Aligning AI with AI-Assisted Human Feedback

Maurice
December 12, 2024

Aligning AI with AI-Assisted Human Feedback

The hard problem of alignment is teaching AI to handle tasks that humans find too complex to judge on their own. As systems grow more capable, we need ways to extend our reach. One approach we’re excited about is creating an AI evaluator—an “LLM-as-a-Judge”—that can assess the quality of other AI outputs. Training such a model to say “this answer is good” or “that answer is flawed” might sound small. But as Jan Leike, a leading voice in AI alignment, has discussed, it’s an important piece of the bigger puzzle, especially as tasks get more complex.

Scaling Beyond Simple Feedback

Reinforcement learning from human feedback (RLHF) is a popular alignment method. It works great for tasks humans can easily evaluate—for instance, “Did the model follow the instruction to summarize the news headline?” But as Leike points out, RLHF alone doesn’t scale well to truly hard problems. Many tasks that future AI systems face will be too big or complicated for a human to judge at a glance. For example, imagine evaluating the accuracy and coherence of a complex scientific analysis. Humans might not have the time, skill, or confidence to say whether the reasoning is correct.

As tasks grow in complexity, human evaluation becomes a bottleneck. According to Leike’s insights, the solution is to leverage AI itself to assist with evaluation. Instead of humans trying to handle every nuance, we train evaluators—like our own LLM-as-a-Judge—to break down big, challenging tasks into manageable pieces. This approach, known as recursive reward modeling (RRM), aims to help humans focus on what really matters: setting the goals and preferences, rather than getting bogged down in the detailed cognitive labor.

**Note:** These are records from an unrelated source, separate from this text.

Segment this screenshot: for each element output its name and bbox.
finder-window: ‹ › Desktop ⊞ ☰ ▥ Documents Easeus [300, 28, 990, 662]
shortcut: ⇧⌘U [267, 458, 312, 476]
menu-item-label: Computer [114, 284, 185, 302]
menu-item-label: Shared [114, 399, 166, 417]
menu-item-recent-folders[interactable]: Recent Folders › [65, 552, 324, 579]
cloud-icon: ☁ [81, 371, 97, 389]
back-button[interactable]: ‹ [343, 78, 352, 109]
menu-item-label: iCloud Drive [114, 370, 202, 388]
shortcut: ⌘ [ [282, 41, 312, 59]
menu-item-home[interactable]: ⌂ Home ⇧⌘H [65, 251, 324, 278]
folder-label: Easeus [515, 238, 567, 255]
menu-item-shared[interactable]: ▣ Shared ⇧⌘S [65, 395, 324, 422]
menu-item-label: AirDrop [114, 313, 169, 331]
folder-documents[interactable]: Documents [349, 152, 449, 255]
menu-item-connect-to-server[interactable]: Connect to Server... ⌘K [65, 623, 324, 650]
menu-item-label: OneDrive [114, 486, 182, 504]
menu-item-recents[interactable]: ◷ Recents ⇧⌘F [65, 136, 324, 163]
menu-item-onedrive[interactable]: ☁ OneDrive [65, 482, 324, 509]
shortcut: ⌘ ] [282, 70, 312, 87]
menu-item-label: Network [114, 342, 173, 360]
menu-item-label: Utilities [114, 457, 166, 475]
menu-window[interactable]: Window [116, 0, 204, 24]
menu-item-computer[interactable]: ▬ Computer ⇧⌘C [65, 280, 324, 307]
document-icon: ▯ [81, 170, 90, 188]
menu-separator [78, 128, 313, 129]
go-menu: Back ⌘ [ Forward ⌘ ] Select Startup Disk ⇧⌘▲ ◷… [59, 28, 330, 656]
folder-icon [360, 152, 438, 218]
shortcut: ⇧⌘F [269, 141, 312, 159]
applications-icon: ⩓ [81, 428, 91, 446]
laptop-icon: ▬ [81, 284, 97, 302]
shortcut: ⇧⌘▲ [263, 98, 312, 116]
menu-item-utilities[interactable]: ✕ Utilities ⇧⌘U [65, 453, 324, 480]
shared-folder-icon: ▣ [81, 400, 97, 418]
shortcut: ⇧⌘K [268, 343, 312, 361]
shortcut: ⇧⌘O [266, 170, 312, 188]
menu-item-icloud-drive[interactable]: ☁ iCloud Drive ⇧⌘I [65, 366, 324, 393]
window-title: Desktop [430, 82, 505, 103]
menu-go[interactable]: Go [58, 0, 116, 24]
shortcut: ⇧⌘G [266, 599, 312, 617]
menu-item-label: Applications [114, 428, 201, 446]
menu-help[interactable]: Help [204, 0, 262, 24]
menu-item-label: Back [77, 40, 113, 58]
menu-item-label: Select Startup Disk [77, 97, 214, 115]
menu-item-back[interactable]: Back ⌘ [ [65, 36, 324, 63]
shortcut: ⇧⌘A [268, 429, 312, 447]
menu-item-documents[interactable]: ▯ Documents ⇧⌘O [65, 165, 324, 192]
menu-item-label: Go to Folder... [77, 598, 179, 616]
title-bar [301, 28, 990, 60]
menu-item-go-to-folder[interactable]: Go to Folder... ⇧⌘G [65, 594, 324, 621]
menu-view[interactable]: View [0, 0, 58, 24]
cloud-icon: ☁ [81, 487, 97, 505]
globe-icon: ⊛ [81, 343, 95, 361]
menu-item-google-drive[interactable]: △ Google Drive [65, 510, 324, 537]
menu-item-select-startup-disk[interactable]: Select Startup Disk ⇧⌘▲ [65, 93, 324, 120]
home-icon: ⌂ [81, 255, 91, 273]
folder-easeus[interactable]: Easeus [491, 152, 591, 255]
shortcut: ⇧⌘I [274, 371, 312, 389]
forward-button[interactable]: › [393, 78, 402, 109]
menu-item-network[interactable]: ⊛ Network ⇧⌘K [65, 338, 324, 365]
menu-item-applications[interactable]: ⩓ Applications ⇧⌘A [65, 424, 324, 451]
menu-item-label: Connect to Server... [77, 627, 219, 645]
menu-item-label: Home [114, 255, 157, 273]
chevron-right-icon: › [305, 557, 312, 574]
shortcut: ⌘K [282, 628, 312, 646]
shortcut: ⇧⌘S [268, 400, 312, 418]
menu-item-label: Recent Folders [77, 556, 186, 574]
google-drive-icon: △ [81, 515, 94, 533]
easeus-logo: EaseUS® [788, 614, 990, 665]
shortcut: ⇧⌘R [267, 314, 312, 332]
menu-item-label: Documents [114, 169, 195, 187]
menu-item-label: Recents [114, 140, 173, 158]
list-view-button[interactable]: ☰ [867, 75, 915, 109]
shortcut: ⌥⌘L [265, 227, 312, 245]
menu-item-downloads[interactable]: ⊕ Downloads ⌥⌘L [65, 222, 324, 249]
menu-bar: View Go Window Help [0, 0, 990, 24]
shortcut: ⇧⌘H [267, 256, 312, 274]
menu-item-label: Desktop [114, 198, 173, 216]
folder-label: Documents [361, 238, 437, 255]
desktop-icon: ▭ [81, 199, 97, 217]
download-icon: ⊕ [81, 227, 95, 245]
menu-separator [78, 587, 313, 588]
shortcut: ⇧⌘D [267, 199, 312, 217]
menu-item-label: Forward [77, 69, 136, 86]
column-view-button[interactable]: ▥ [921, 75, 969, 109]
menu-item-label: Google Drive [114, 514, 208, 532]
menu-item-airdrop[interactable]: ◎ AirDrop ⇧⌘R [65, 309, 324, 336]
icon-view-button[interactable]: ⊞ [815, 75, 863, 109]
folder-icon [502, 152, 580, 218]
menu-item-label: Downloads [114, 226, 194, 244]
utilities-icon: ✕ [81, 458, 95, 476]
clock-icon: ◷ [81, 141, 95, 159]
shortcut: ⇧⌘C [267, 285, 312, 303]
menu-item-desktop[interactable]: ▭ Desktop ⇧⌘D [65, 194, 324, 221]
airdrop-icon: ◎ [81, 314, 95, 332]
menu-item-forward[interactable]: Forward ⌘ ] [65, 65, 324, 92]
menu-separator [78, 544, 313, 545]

How Recursive Reward Modeling Fits In

RRM is the idea of using AI systems to assist humans in the evaluation process itself. When faced with a task too big for direct human assessment, the system breaks it down into simpler subtasks. Each subtask is easier to judge, and our AI evaluator can step in to say whether those smaller pieces are done correctly. By doing this again and again, we build up a trustworthy evaluation of even very complex tasks.

Our LLM-as-a-Judge is designed to serve as that general-purpose evaluator. Instead of training one specialized model for each domain (like code review, medical advice, or research summaries), we’re working on a single evaluator that can handle them all. This broad capability is crucial: as future AI systems tackle everything from legal arguments to advanced engineering designs, we’ll need a single point of reference to check the quality of their reasoning and outputs.

Reducing Existential Risk Through Better Oversight

So how does building an evaluator help reduce existential risks from AGI? The core idea is that oversight improves safety. If we have a tool that can reliably check an advanced AI system’s reasoning, identify subtle errors, and flag dangerous or unintended consequences, we’re far less likely to let harmful behavior slip through.

By layering this evaluation approach—breaking down complex tasks, having specialized evaluators check each part, and using our LLM-as-a-Judge to guide the process—we improve our odds of catching mistakes before they scale up. This makes it harder for AI to wander off in unexpected, potentially catastrophic directions, because there’s always a watchful eye examining its steps.

A Path to Scalable Alignment

Aligning AI with human values is not solved by one trick. It’s an ongoing effort, and our evaluator is just one component. But it’s a critical one. By automating some of the cognitive labor required for evaluation and anchoring that process in human-defined preferences, we create a scalable oversight mechanism. We ensure that as AI grows more capable, we can still understand and shape its actions.

This is what we’re building. The idea isn’t just to have another model scoring outputs. It’s to open a path where each complicated task can be evaluated at a depth and scale previously impossible for a single human reviewer. By doing so, we aim to make advanced AI systems safer, more trustworthy, and ultimately more aligned with the values that matter most to us.